Fulfilling America’s Pledge

When President Trump walked away from the US target under the Paris Agreement, we knew states, cities, and businesses needed to pick up the mantle of climate leadership. But people wanted to know: what difference can these bottom-up initiatives make? Is America’s pledge still within reach despite the abdication of federal leadership? These are the questions that California Governor Jerry Brown and former New York City Mayor Mike Bloomberg immediately saw needed to be answered to prevent a loss of confidence in the Paris project as a whole.

They established the America’s Pledge initiative to aggregate, analyze, and showcase real-economy action in the United States. Rocky Mountain Institute has been honored to colead the analytical work for America’s Pledge.

Last year, we showed that states, cities, and businesses that continue to drive forward on climate action comprise more than half of the US economy and more than half of the US population. Since Bloomberg and Brown took that message to the world at last year’s United Nations climate conference in Bonn, the coalition has continued to swell. It now represents $11.4 trillion of economic output and 173 million Americans. If this coalition of the willing were a country, it would be the third-largest in the world.

The key question—does all this matter for future US emissions—took a little longer to answer. A team of researchers led by Rocky Mountain Institute and the University of Maryland spent almost a year building a novel modeling approach that combines the rigor of an integrated economy-wide model with the capability to integrate specific bottom-up actions led by states, cities, and businesses. The result is the most comprehensive picture to date of where US emissions are headed and how much progress real economy actors can drive without federal leadership.

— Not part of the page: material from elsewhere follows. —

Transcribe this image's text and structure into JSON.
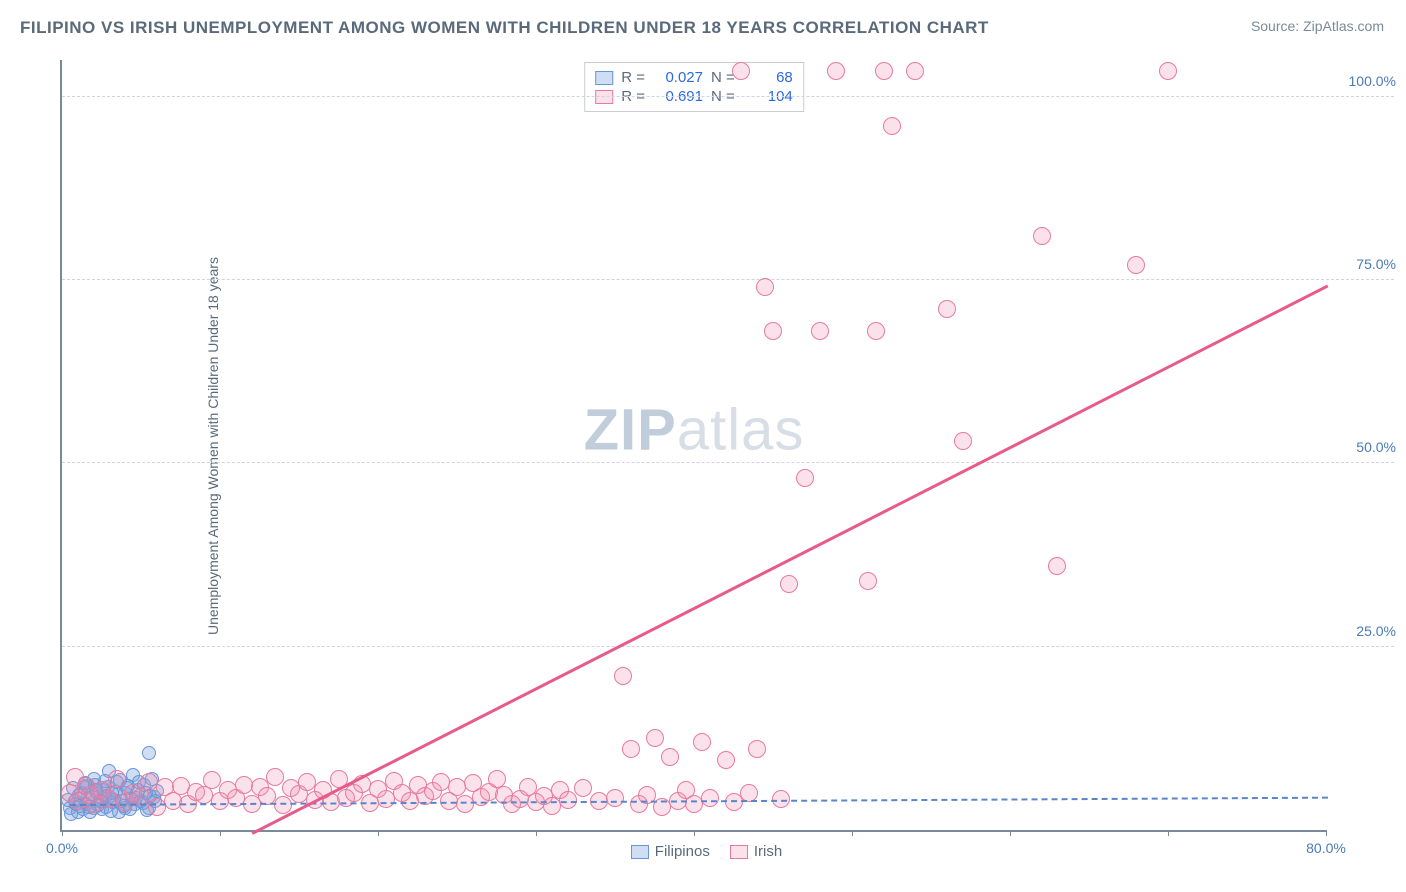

The Fulfilling America’s Pledge report first models that current commitments, combined with market forces, are on track to drive US emissions to 17 percent below 2005 levels by 2025, roughly two-thirds of the way to the original US target. We provide a comprehensive survey of sector-specific actions across all 50 states, the largest 285 cities, and a wide number of businesses in order to assess the impact of climate actions. These actors have already adopted greenhouse gas emissions targets that could cut annual emissions by 500 million tons of CO2 from business-as-usual levels by 2025. State, city, and business clean-energy procurement policies (e.g., renewable portfolio standards) should increase demand for nonhydroelectric renewable generation to over 500 terawatt-hours (TWh) by 2025—enough to power 56 million homes for a year. Energy efficiency policies enacted by states, cities, and utilities could result in annual energy savings of over 200 TWh per year by 2025—saving enough energy to power 22 million homes for a year or to allow the closing of 37 coal power plants.

Moving on from current policies, we mapped out ten specific climate action strategies—high-impact, near-term, actionable measures—that could drive emissions down further, to 21 percent below 2005 levels by 2025. The key takeaway is that growing and deepening this real-economy coalition within realistic legal and political constraints has the potential to reduce emissions by more than 24 percent below 2005 levels by 2025, bringing the United States within striking distance of the US Paris pledge. To put that in global perspective, by 2025, the effect these cities, states and businesses can have on the health of the climate, building on progress achieved since 2005, is the same as eliminating the emissions of 100 countries.

Real-economy actors have the power to bring the nation to the brink of hitting the US target in 2025 without federal help. Best of all, they are already well on their way to doing so.